I've never used these functions to delete profiles, but I think you are on
the right path for a scripting solution. Finally, if you are starting with
the NT name of the user (the sAMAccountName, also called the "pre-Windows
2000 logon name"), you will have to use the NameTranslate object to convert
this to the Distinguished Name.
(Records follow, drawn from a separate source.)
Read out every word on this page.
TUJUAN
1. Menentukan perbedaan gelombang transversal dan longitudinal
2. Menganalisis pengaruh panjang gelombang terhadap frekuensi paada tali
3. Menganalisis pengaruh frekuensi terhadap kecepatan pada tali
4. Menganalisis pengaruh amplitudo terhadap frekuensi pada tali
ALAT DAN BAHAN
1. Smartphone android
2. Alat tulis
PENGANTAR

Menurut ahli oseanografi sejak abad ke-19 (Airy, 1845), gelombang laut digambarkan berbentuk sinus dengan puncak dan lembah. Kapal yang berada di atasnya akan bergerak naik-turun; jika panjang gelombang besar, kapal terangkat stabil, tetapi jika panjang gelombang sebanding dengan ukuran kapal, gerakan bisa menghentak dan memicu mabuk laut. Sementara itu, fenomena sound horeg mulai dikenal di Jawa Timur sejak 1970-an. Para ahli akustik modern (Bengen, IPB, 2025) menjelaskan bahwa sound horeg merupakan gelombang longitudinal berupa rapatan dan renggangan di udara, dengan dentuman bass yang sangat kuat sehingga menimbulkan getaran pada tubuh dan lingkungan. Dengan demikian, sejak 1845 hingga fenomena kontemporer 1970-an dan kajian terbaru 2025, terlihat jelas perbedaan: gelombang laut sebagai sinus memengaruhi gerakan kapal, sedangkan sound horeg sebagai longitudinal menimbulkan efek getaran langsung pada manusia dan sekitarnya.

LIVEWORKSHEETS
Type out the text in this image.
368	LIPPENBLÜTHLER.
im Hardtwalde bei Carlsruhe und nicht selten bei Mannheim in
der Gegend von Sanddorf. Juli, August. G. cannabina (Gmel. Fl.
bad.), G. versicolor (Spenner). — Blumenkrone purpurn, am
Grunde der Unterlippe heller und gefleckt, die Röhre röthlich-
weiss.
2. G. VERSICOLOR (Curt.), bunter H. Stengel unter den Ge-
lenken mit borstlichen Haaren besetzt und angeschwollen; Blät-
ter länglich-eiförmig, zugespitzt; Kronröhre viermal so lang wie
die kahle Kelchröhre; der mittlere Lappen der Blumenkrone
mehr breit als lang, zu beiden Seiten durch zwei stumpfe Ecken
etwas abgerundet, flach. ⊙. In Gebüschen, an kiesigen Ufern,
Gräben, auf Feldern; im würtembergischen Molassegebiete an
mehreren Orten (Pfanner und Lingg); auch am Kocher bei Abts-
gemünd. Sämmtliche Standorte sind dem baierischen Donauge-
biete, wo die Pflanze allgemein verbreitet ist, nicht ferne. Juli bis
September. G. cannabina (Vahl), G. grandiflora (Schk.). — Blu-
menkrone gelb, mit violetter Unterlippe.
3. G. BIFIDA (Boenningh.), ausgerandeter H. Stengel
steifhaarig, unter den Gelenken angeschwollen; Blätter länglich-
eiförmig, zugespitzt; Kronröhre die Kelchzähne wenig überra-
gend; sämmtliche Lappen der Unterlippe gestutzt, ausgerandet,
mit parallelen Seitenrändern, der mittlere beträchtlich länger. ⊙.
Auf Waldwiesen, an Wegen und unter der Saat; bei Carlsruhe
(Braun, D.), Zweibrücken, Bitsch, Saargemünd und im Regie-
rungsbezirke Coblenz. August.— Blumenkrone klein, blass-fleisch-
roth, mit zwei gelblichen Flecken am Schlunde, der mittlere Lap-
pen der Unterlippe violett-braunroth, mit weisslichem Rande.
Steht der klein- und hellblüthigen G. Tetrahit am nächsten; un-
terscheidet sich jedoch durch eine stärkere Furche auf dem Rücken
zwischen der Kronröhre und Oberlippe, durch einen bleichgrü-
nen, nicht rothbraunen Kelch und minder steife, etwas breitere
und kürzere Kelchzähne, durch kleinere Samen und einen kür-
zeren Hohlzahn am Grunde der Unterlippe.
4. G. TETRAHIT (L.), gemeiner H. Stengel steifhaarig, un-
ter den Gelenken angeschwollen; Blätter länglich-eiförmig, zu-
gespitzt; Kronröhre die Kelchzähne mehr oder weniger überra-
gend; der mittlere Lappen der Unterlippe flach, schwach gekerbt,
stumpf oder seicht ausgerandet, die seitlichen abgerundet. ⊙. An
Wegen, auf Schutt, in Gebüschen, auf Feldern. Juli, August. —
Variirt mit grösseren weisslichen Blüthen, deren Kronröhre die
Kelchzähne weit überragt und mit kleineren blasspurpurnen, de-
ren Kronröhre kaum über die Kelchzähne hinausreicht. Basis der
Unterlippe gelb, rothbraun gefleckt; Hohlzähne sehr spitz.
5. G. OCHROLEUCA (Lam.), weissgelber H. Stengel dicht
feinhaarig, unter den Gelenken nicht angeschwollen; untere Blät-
For example, to convert the current user's
NT name:

Set objNetwork = CreateObject("Wscript.Network")
strNTName = objNetwork.UserName

' Determine DNS domain name from RootDSE object.
Set objRootDSE = GetObject("LDAP://RootDSE")
strDNSDomain = objRootDSE.Get("defaultNamingContext")

' Use the NameTranslate object to find the NetBIOS domain name from the
' DNS domain name.
Set objTrans = CreateObject("NameTranslate")
objTrans.Init 3, strDNSDomain
objTrans.Set 1, strDNSDomain
strNetBIOSDomain = objTrans.Get(3)
strNetBIOSDomain = Left(strNetBIOSDomain, Len(strNetBIOSDomain) - 1)

' Use the NameTranslate object to convert the NT user name to the
' Distinguished Name required for the LDAP provider.
objTrans.Init 1, strNetBIOSDomain
objTrans.Set 3, strNetBIOSDomain & "\" & strNTName
strUserDN = objTrans.Get(1)

' Bind to the user object in Active Directory with the LDAP provider.
Set objUser = GetObject("LDAP://" & strUserDN)

--
Richard
Microsoft MVP Scripting and ADSI
HilltopLab web site - http://www.rlmueller.net
--

[Torgeir Bakken (MVP)]

Multipost; response in microsoft.public.windows.server.scripting also (WMI
solution)

Multiposting vs Crossposting
http://www.blakjak.demon.co.uk/mul_crss.htm

--
torgeir
Microsoft MVP Scripting and WMI, Porsgrunn Norway
Administration scripting examples and an ONLINE version of the 1328 page
Scripting Guide: http://www.microsoft.com/technet/scriptcenter

[Richard Moreno]

Thanks Richard.

Btw, your website is great.

Thanks
Richard

"Richard Mueller [MVP]" <rlmuelle...@ameritech.net> wrote in message
news:OYXlsATu...@TK2MSFTNGP10.phx.gbl...

[Max L. Vaughn [MSFT]]

The SDDL form in this example will not work with SIDs generated by an ADAM
instance.

Not all issuing authorities are the last character of the array. This code
will work fine for then NT issuing authority but not all.

Sincerely,
Max Vaughn [MS]
Microsoft Developer Support

Disclaimer: This posting is provided "AS IS" with no warranties, and
confers no rights. You assume all risk for your use.